If you have a valley and want to flash it open-metal style, buy valley flashing made for the purpose. The best type has attaching cleats, so you don't have to drive nails through the flashing itself.

There are two basic types of drip edge. T-shape is stronger and will support roofing that overhangs the eaves. L-shape flashing is also common. You can use L-shape drip edge for the rake and T-shape drip edge for the eaves. Cap drip edge is ideal for sealing multiple layers of roofing.

For step flashing, you can buy prebent pieces or blanks that you bend yourself. For counterflashing on chimneys, use blanks or cut pieces from a roll of flashing.

Self-stick flexible flashing is more commonly used when installing windows and doors, but it can sometimes be used in difficult flashing situations, such as where a roof meets a wall.
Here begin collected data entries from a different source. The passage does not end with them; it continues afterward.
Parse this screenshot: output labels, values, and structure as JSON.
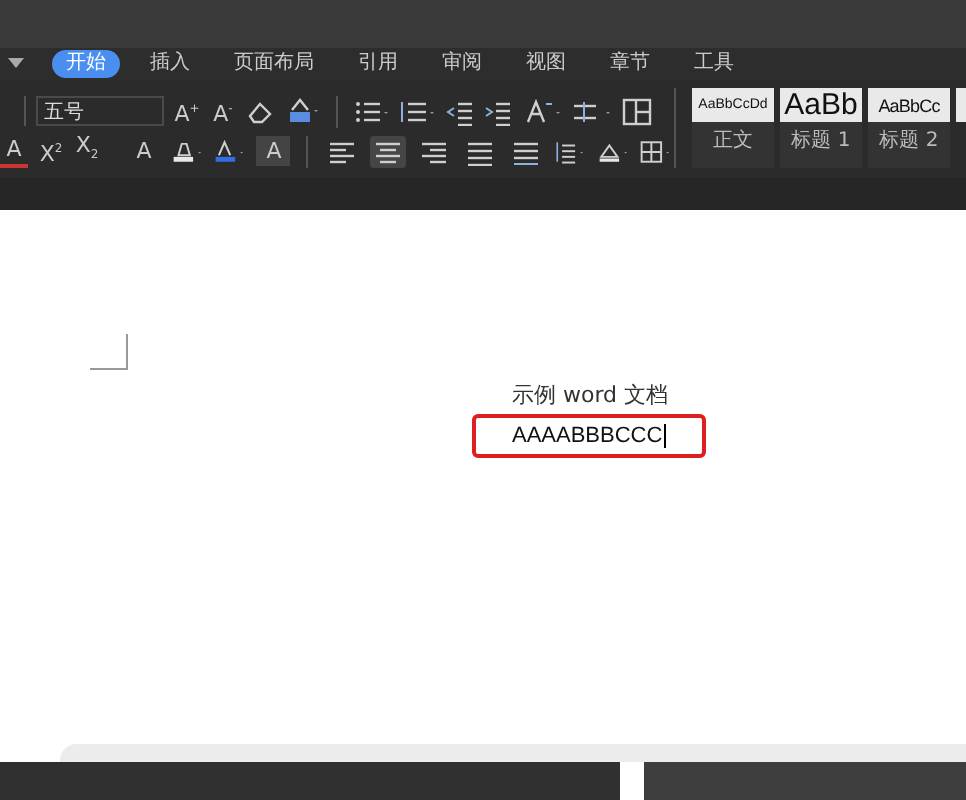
{
  "tabs": [
    {
      "label": "开始",
      "selected": true
    },
    {
      "label": "插入",
      "selected": false
    },
    {
      "label": "页面布局",
      "selected": false
    },
    {
      "label": "引用",
      "selected": false
    },
    {
      "label": "审阅",
      "selected": false
    },
    {
      "label": "视图",
      "selected": false
    },
    {
      "label": "章节",
      "selected": false
    },
    {
      "label": "工具",
      "selected": false
    }
  ],
  "toolbar": {
    "font_size": "五号",
    "glyphs_row_1": [
      "A$^{+}$",
      "A$^{-}$"
    ],
    "glyphs_row_2": [
      "A",
      "X$^{2}$",
      "X$_{2}$",
      "A",
      "A"
    ],
    "align_buttons": [
      {
        "selected": false
      },
      {
        "selected": true
      },
      {
        "selected": false
      },
      {
        "selected": false
      },
      {
        "selected": false
      }
    ]
  },
  "styles": [
    {
      "sample": "AaBbCcDd",
      "label": "正文",
      "kind": "small"
    },
    {
      "sample": "AaBb",
      "label": "标题 1",
      "kind": "large"
    },
    {
      "sample": "AaBbCc",
      "label": "标题 2",
      "kind": "medium"
    }
  ],
  "document": {
    "title": "示例 word 文档",
    "highlighted_text": "AAAABBBCCC"
  }
}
You'll also need boot flashing, vent pipe flashing with rubber gaskets that simply slides onto the pipes to provide a watertight seal. You can buy boot flashing with metal or plastic flanges. Concrete tile installations require a lead sleeve-type flashing. You'll probably need to buy that from a specialty building supplies dealer.

Roofing Nails

Buy nails that are long enough to completely poke through the sheathing; the length will depend on how thick the roofing is and how many layers of roofing there are. Galvanized nails are the most common choice for hand-nailing roofing. Use aluminum nails for attaching aluminum flashings, and copper nails for attaching copper flashings; if you mix metals, the nails or the flashing could corrode. Nails with plastic caps are sometimes used to attach underlayment in high wind areas. If you use a power nailer, buy roofing nails in coils. Wide-crown staples are also sometimes used with pneumatic nailers. Nails for cedar shakes or shingles have thin shanks and small heads.

Roofing Cement

Thick roofing cement, which is either troweled on or applied with a caulk gun, is the most common type used in roofing. For an emergency patch you can apply wet-surface cement even while rain is coming down. Liquid lap cement is used for applying sheets of roll roofing.

Roofing Felt

Often called tar paper, roofing felt is a critical component of a roof. Thirty-pound felt is twice as thick as 15-pound felt, making it more durable and less likely to wrinkle when you install it. Traditional felt is infused with asphalt; newer types are fiberglass-reinforced for extra strength.

Plywood

For sheathing repairs, use plywood the same thickness as the existing sheathing. Newer homes usually have 1/2-inch-thick plywood, while older homes may have planks that are 3/4 or even 7/8 inch thick. You can use standard CDX plywood or OSB sheets if you are sure they will not get wet. Pressure-treated plywood will resist rotting even if it gets soaked.

WSU

Also called ice-guard membrane, waterproof shingle underlayment (WSU) stays waterproof even after nails have been driven through it. After you remove the release paper, it sticks to the sheathing. There are various types, some with plastic coatings, some with mineral granules, and some with fiberglass reinforcement. It is common practice now to install a course of WSU along the lower edges of a roof, especially along eaves where ice dams could form. It is also sometimes used under valley flashing, where a roof meets a wall, and in other places where extra protection is desirable.